盧雲裴轉頭一看,身後是那棟好不容易才逃出來的,整個都漆成硃紅色的兩層木質樓房,底樓有個直通向前庭的小通道。
聲音就是從那裡傳來的。
他記得那個通道很小,而且筆直,繞過去就是廚房。但是他的實現穿過了走廊,卻什麼也沒有捕捉到。
那種聲音說是很怪異,實際上挺入耳中卻有些熟悉。像是用斧頭在砍木樁,但是看下去的聲音又太過於沉悶,悶聲悶氣的,聽起來是在令人不舒服。
然後他聽到了一陣低沉的說話聲,聽不清楚在說什麼,但很像是這家男主人在小聲嘀咕。
難道,這個民宿里還有人?鄰家小妹變殭屍的狀況真的只不過是個偶然而已?
盧雲裴頓時來了精神,他向後大聲招呼了一聲:「喂,有人在嗎?」
沒有人回答,不過斧頭砍動傳來的聲音更頻繁了。
也許是斧頭的聲音蓋過了自己的吼叫,盧雲裴告訴自己。過去看看吧,說不定真的能發現個大活人。
想著,他的腳步又開始猶豫起來,思忖著究竟要不要過去看一下。但,如果又碰到個殭屍怎麼辦?可不過去,終究很不甘心,如果真的是正常人?如果……
他知道自己的思想很矛盾,但他卻按耐不住想要去探究一下的想法。
他怕,他怕得要死。
他怕活死人,但他更怕自己是世界上僅剩的唯一一個正常人。
人類的精神真的很脆弱,一旦遇到了超出了人類個體所能承受的突然事件,甚至再堅強的人也會忍不住胡思亂想。雖然他音樂覺得,自己心底深處漸漸形成的模糊概念並不是自己的空想,甚至,極有可能是事實!
他想遇到一個正常人!想和正常人說話!媽的,不管是誰都好。
雖然恐怖的事情從他早晨起來到現在,不錯,才過去二十多分鐘而已,但他感覺很孤獨,很無助,很恐懼,那種恐懼的感覺深入骨髓,他需要一個正常人來分擔他的恐慌。
人類就是這種群居生物,在熟悉的環境下遇到陌生狀況,一旦獨自一人,就會變得混亂,沒有秩序。
盧雲裴強忍著恐懼,一步一步緩緩向聲音的來源處走去。
潛意識裡不斷有聲音告訴他,這個民宿里恐怕早已經沒有一個活人,現在的當務之急是儘快逃出去,逃到外界去看看究竟發生了什麼該死的事情。
但,他明白,如果自己不去看個清楚,自己一定會後悔。這不是好奇心作祟,而是源於人類的本性以及僥倖心理。

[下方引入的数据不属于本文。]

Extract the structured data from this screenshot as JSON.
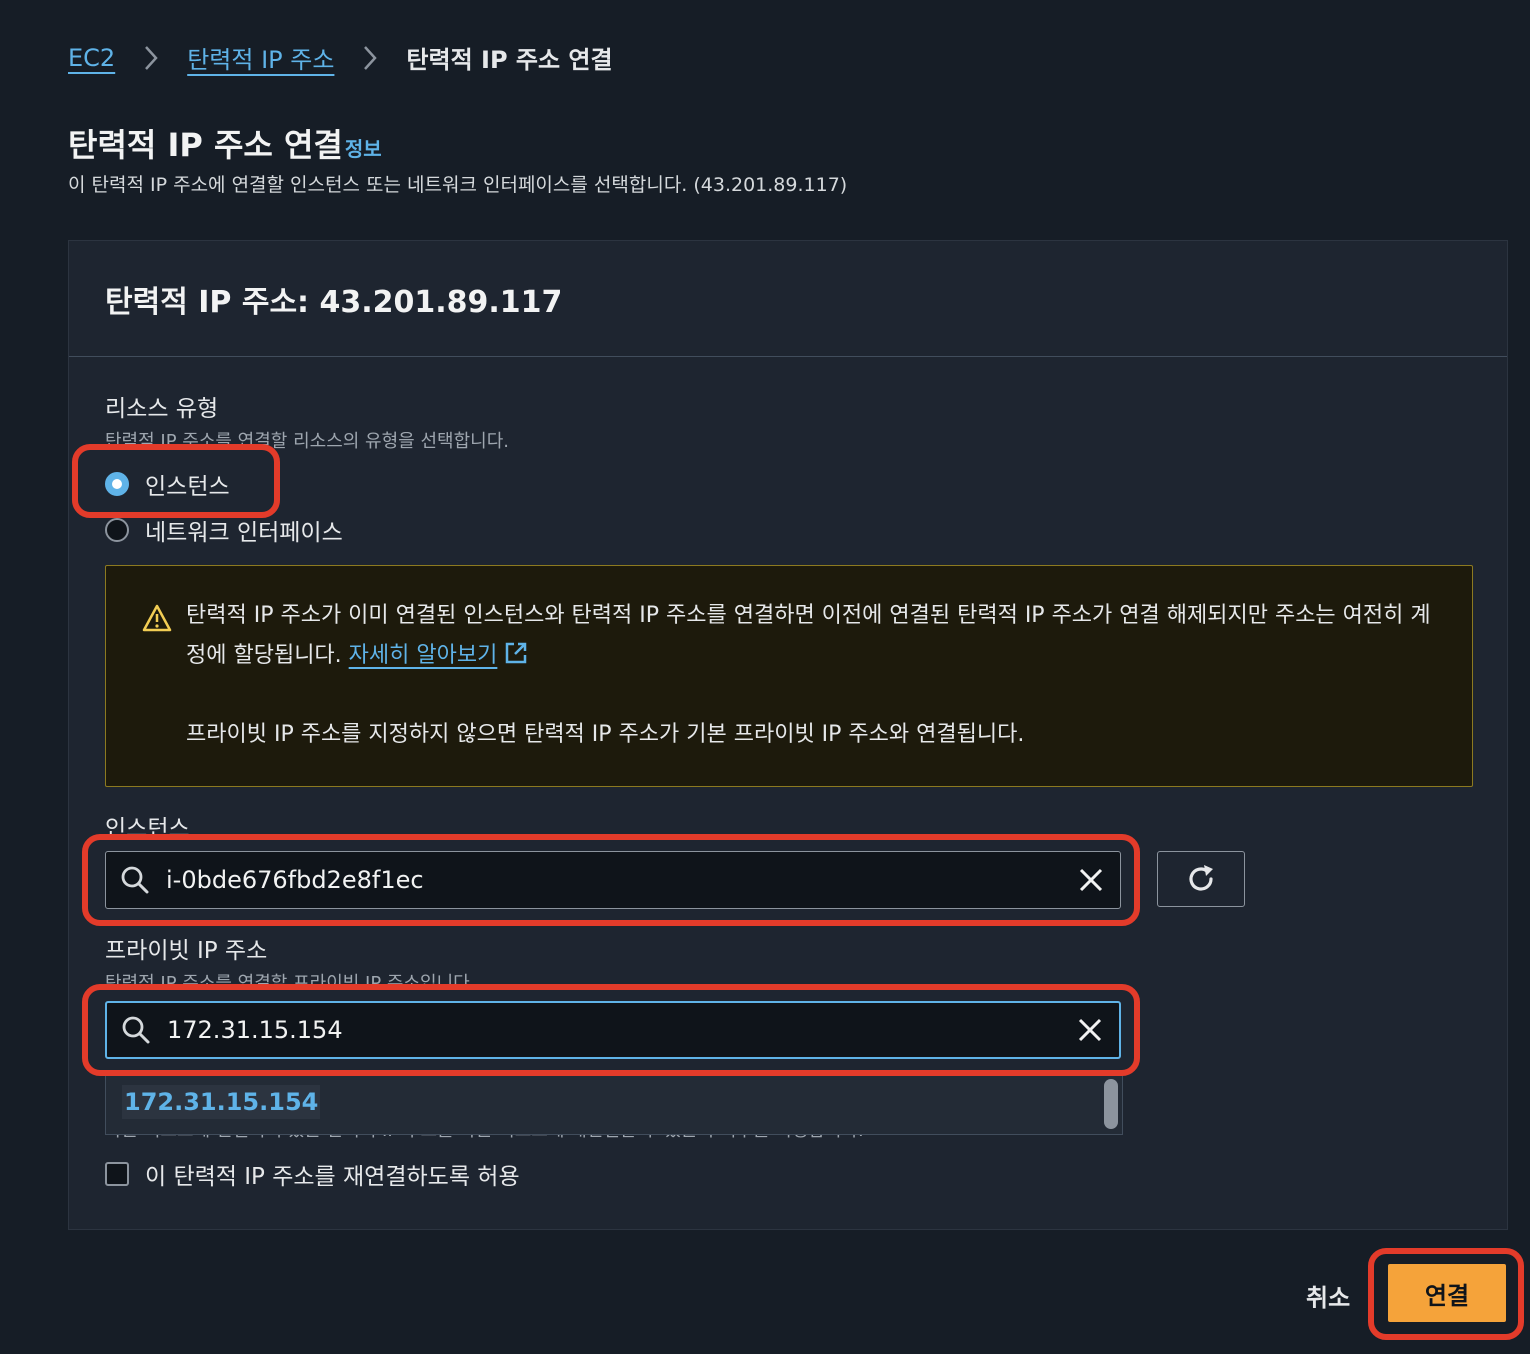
{
  "breadcrumb": {
    "items": [
      "EC2",
      "탄력적 IP 주소"
    ],
    "current": "탄력적 IP 주소 연결"
  },
  "page": {
    "title": "탄력적 IP 주소 연결",
    "info_label": "정보",
    "description": "이 탄력적 IP 주소에 연결할 인스턴스 또는 네트워크 인터페이스를 선택합니다. (43.201.89.117)"
  },
  "panel": {
    "header": "탄력적 IP 주소: 43.201.89.117"
  },
  "resource_type": {
    "label": "리소스 유형",
    "description": "탄력적 IP 주소를 연결할 리소스의 유형을 선택합니다.",
    "options": [
      "인스턴스",
      "네트워크 인터페이스"
    ],
    "selected": "인스턴스"
  },
  "warning": {
    "text": "탄력적 IP 주소가 이미 연결된 인스턴스와 탄력적 IP 주소를 연결하면 이전에 연결된 탄력적 IP 주소가 연결 해제되지만 주소는 여전히 계정에 할당됩니다.",
    "link": "자세히 알아보기",
    "text2": "프라이빗 IP 주소를 지정하지 않으면 탄력적 IP 주소가 기본 프라이빗 IP 주소와 연결됩니다."
  },
  "instance": {
    "label": "인스턴스",
    "value": "i-0bde676fbd2e8f1ec"
  },
  "private_ip": {
    "label": "프라이빗 IP 주소",
    "description": "탄력적 IP 주소를 연결할 프라이빗 IP 주소입니다.",
    "value": "172.31.15.154",
    "dropdown_options": [
      "172.31.15.154"
    ]
  },
  "reassociation": {
    "hidden_description": "다른 리소스에 연결되어 있는 탄력적 IP 주소를 다른 리소스에 재연결할 수 있는지 여부를 지정합니다.",
    "checkbox_label": "이 탄력적 IP 주소를 재연결하도록 허용",
    "checked": false
  },
  "actions": {
    "cancel": "취소",
    "submit": "연결"
  },
  "colors": {
    "background": "#161d26",
    "link": "#5fb3e8",
    "primary": "#f5a33a",
    "highlight": "#e33b2a"
  }
}
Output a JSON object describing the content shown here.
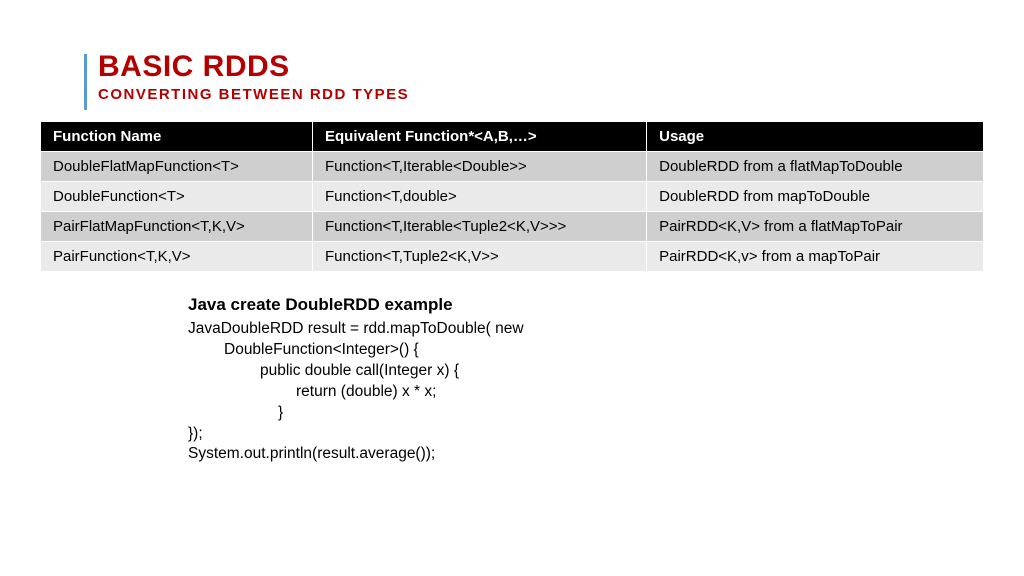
{
  "title": "BASIC RDDS",
  "subtitle": "CONVERTING BETWEEN RDD TYPES",
  "table": {
    "headers": [
      "Function Name",
      "Equivalent Function*<A,B,…>",
      "Usage"
    ],
    "rows": [
      [
        "DoubleFlatMapFunction<T>",
        "Function<T,Iterable<Double>>",
        "DoubleRDD from a flatMapToDouble"
      ],
      [
        "DoubleFunction<T>",
        "Function<T,double>",
        "DoubleRDD from mapToDouble"
      ],
      [
        "PairFlatMapFunction<T,K,V>",
        "Function<T,Iterable<Tuple2<K,V>>>",
        "PairRDD<K,V> from a flatMapToPair"
      ],
      [
        "PairFunction<T,K,V>",
        "Function<T,Tuple2<K,V>>",
        "PairRDD<K,v> from a mapToPair"
      ]
    ]
  },
  "example": {
    "heading": "Java create DoubleRDD example",
    "lines": [
      "JavaDoubleRDD result = rdd.mapToDouble( new",
      "DoubleFunction<Integer>() {",
      "public double call(Integer x) {",
      "return (double) x * x;",
      "}",
      "});",
      "System.out.println(result.average());"
    ]
  }
}
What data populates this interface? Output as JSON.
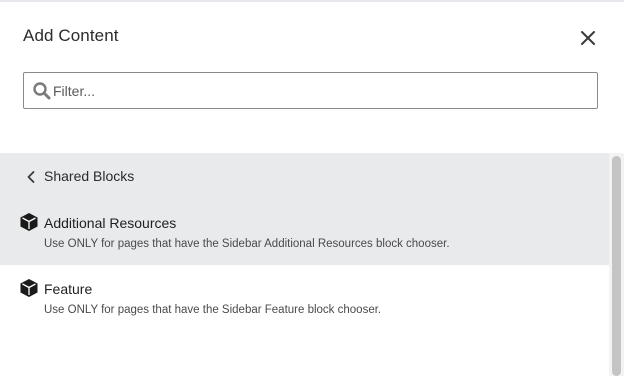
{
  "dialog": {
    "title": "Add Content",
    "close_icon": "close-icon"
  },
  "filter": {
    "placeholder": "Filter...",
    "value": "",
    "icon": "search-icon"
  },
  "back": {
    "label": "Shared Blocks",
    "icon": "chevron-left-icon"
  },
  "items": [
    {
      "name": "Additional Resources",
      "description": "Use ONLY for pages that have the Sidebar Additional Resources block chooser.",
      "icon": "cube-icon",
      "highlighted": true
    },
    {
      "name": "Feature",
      "description": "Use ONLY for pages that have the Sidebar Feature block chooser.",
      "icon": "cube-icon",
      "highlighted": false
    }
  ],
  "colors": {
    "panel_highlight": "#e9eaec",
    "icon": "#1a1a1a",
    "search_icon": "#7a7a7a",
    "border": "#8a8a8a"
  }
}
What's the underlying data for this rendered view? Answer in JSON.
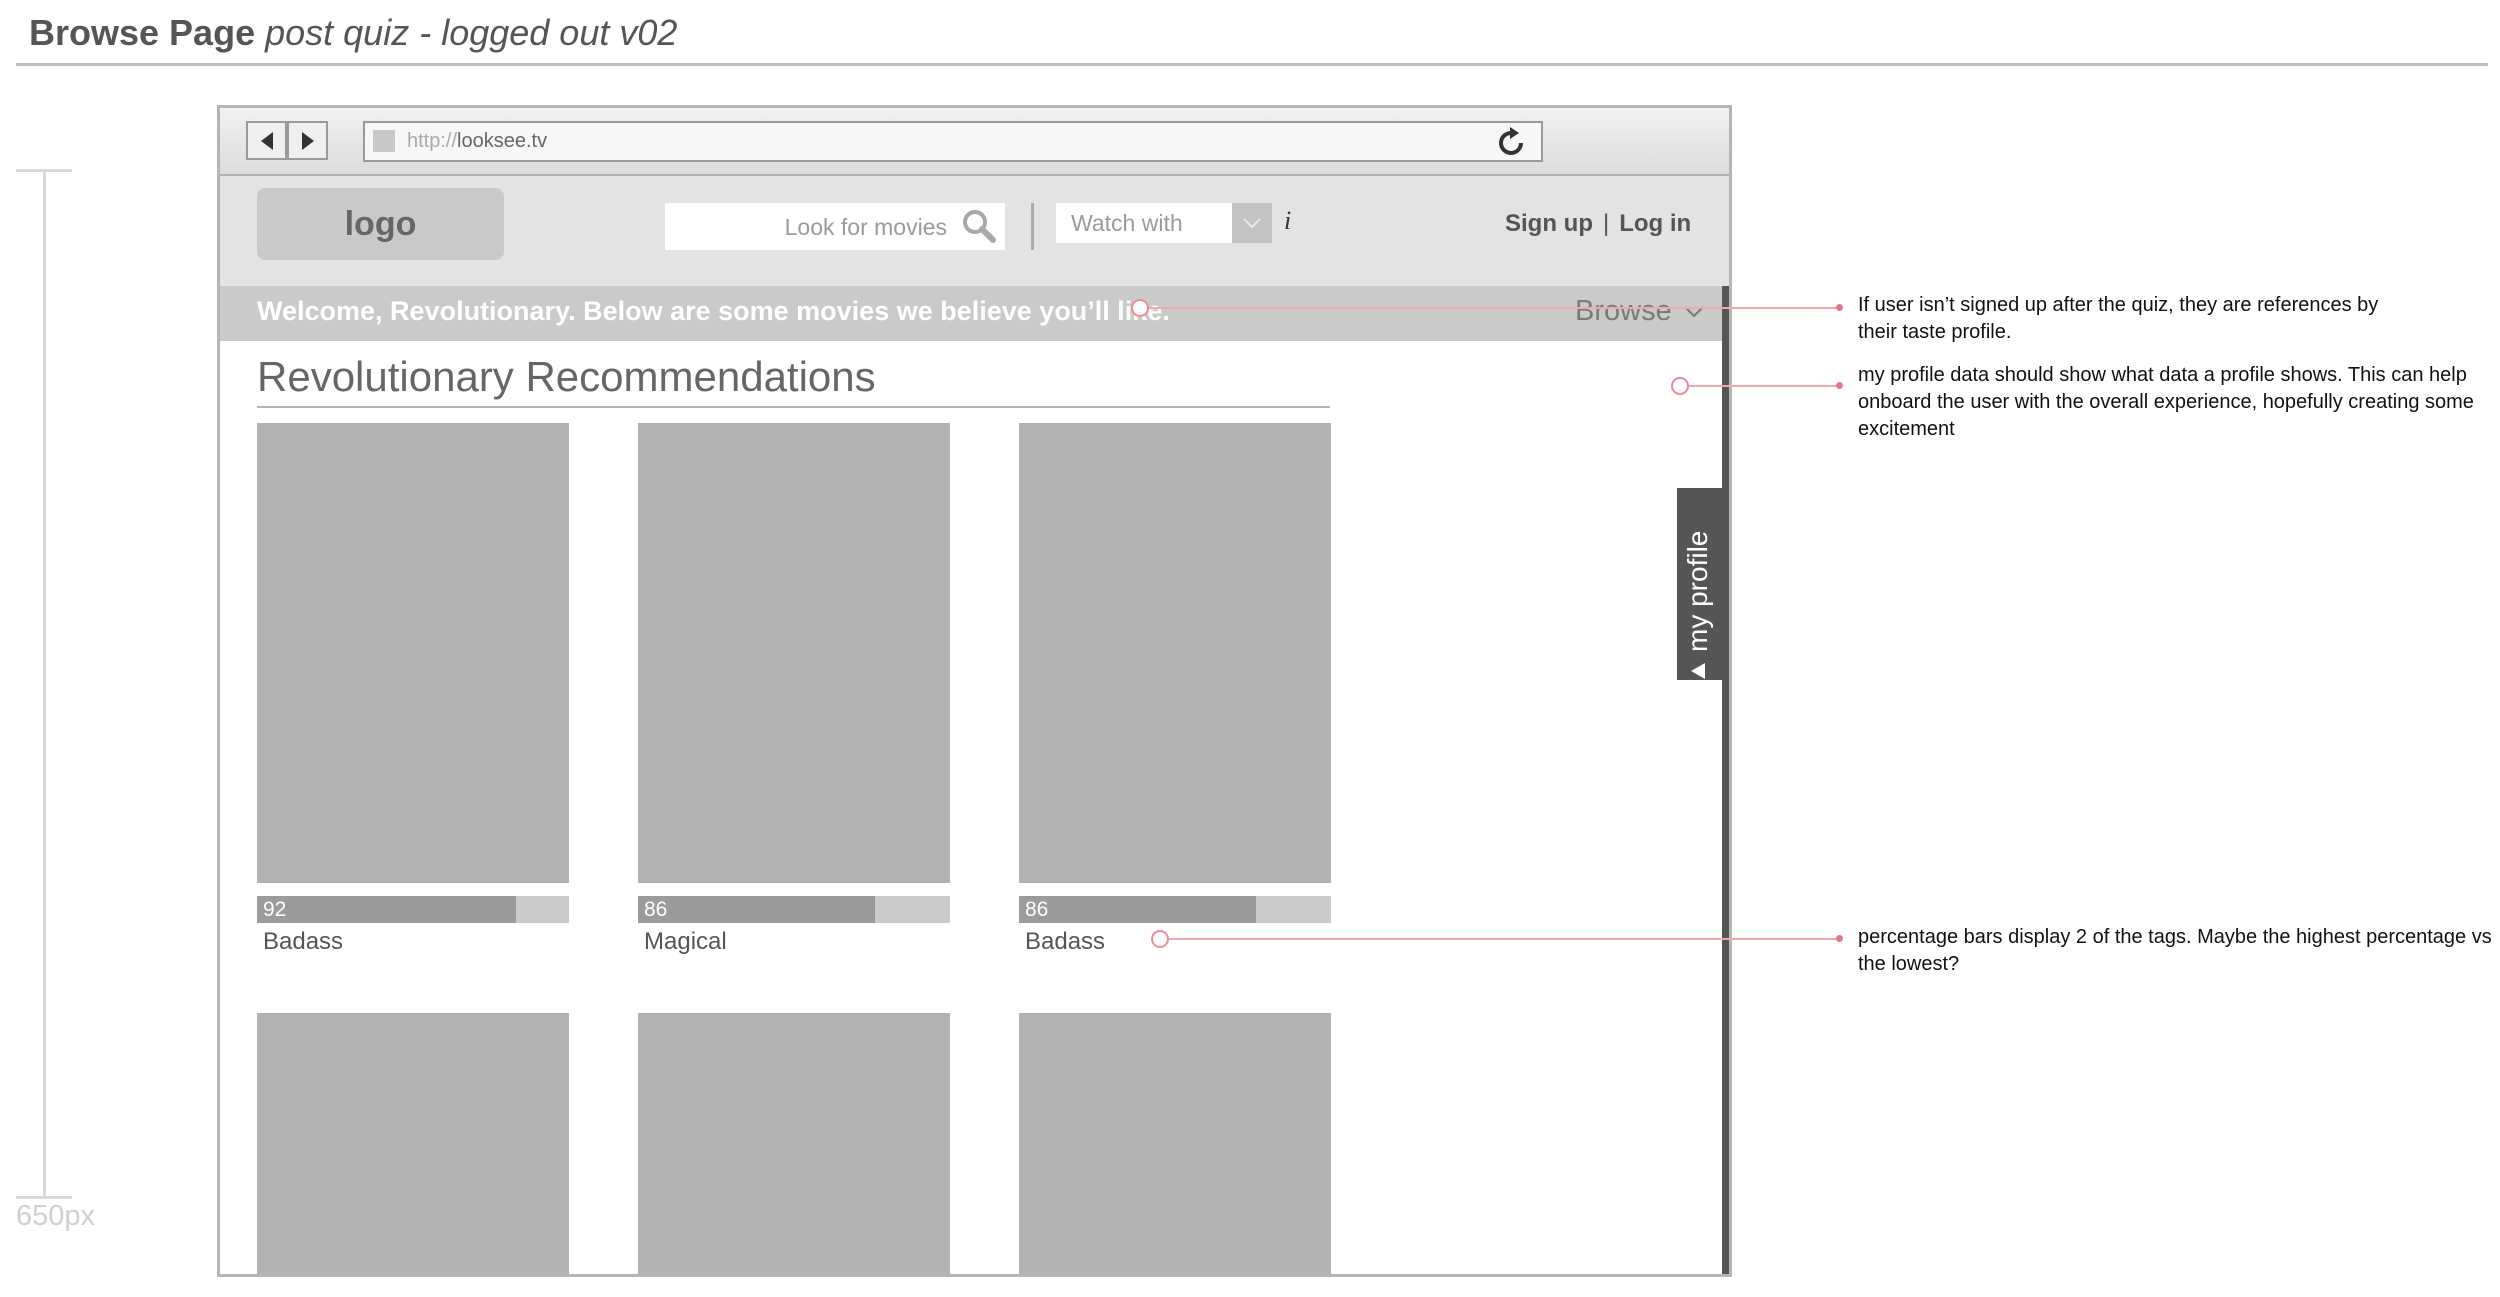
{
  "page": {
    "title_bold": "Browse Page",
    "title_italic": "post quiz - logged out v02",
    "ruler_label": "650px"
  },
  "browser": {
    "url_protocol": "http://",
    "url_domain": "looksee.tv",
    "back_icon": "triangle-left-icon",
    "forward_icon": "triangle-right-icon",
    "reload_icon": "reload-icon"
  },
  "header": {
    "logo": "logo",
    "search_placeholder": "Look for movies",
    "watch_with": "Watch with",
    "info": "i",
    "sign_up": "Sign up",
    "separator": "|",
    "log_in": "Log in"
  },
  "banner": {
    "text": "Welcome, Revolutionary. Below are some movies we believe you’ll like.",
    "browse": "Browse"
  },
  "sidebar": {
    "my_profile": "my profile"
  },
  "section": {
    "title": "Revolutionary Recommendations"
  },
  "movies": [
    {
      "score": "92",
      "percent": 83,
      "tag": "Badass"
    },
    {
      "score": "86",
      "percent": 76,
      "tag": "Magical"
    },
    {
      "score": "86",
      "percent": 76,
      "tag": "Badass"
    }
  ],
  "annotations": [
    "If user isn’t signed up after the quiz, they are references by their taste profile.",
    "my profile data should show what data a profile shows. This can help onboard the user with the overall experience, hopefully creating some excitement",
    "percentage bars display 2 of the tags. Maybe the highest percentage vs the lowest?"
  ],
  "colors": {
    "annotation_line": "#f4a7b0",
    "placeholder_gray": "#b2b2b2",
    "rail": "#555555"
  }
}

他的視線在四周掃視了一番,拿起手邊的一枝掃帚,一腳將掃帚的把手踩斷,用手將頓列開的那一截掰得盡量鋒利,這才緩緩的向走廊里走。
和記憶中的一樣,走廊短而且筆直,只有六米長。由於開口向著南方,這裡常年都缺少陽光的照射,黑洞洞的,如同一隻張開血盆大口、等待他走進去的怪物。
盧雲裴在走廊入口的牆邊摸索了一下,好不容易才找到燈開關。頭頂的白熾燈閃爍了幾下,如同進入暮年的老人一般,喘息著,好不容易才亮了起來。
燈光很昏暗,不過足夠讓他清楚周圍的景象。
「這家主人用電實在很節省,能源部門知道了絕對會抓狂。都像他這樣,電力公司還有什麼屁錢可以賺。」
盧雲裴異變自言自語壯膽,異變用雙手緊緊拽著掃帚把。
很快,6米的距離就走完了,盡頭是廚房的門,裡邊傳來清晰的斧頭砍東西的聲音。
他貼在門口聽了一會兒,確實聽到了人的話語,雖然聲音有些小依然不太清楚,不過他能確定,說話的一定是個正常人。他從耳朵中傳入的說話聲能夠判斷出很多信息,裡邊的人語速平緩,發音清晰,而且普通話比他還標準。
盧雲裴感覺自己的心臟猛地一跳,眼眶甚至不整齊的有些泛紅,心中有一種找到了組織的感覺。他心底一松,右手毫不猶豫的將眼前的門推開。
一股廚房特有的腐爛氣息,隨著門的開啟,迎面撲了過來。
他立刻捂住了鼻子。
奇怪,夾雜在空氣里的腐爛臭味中,似乎還有另一種怪異的惡臭味。但滿心歡喜的他明顯沒有在意,來不及打量周圍的環境,便激動萬分的走了進去。
人就是這樣,一旦在絕望中看到了一絲希望,就會失去理智和冷靜的判斷。盧雲裴明顯失去了平時的警覺性,他在踏入廚房的後一秒就呆住了。
整個廚房空蕩蕩的,並沒有看到人。
廚房不大,只有大約三十多平方米,為了降低成本,這個民宿用來烹飪食物的是煤。由於每天需要同時準備的菜品很多,灶頭修飾的很大,可以讓六口大鍋和五個蒸籠一起工作。
盧雲裴愣了愣,視線開始掃視起四周,依然沒有看到任何人影。
他豎起耳朵聽了聽,剛才在他推門進來的一剎那,斧頭聲就停止了,但人輕聲說話的聲音依然還在。貌似,就在那大灶台的後邊。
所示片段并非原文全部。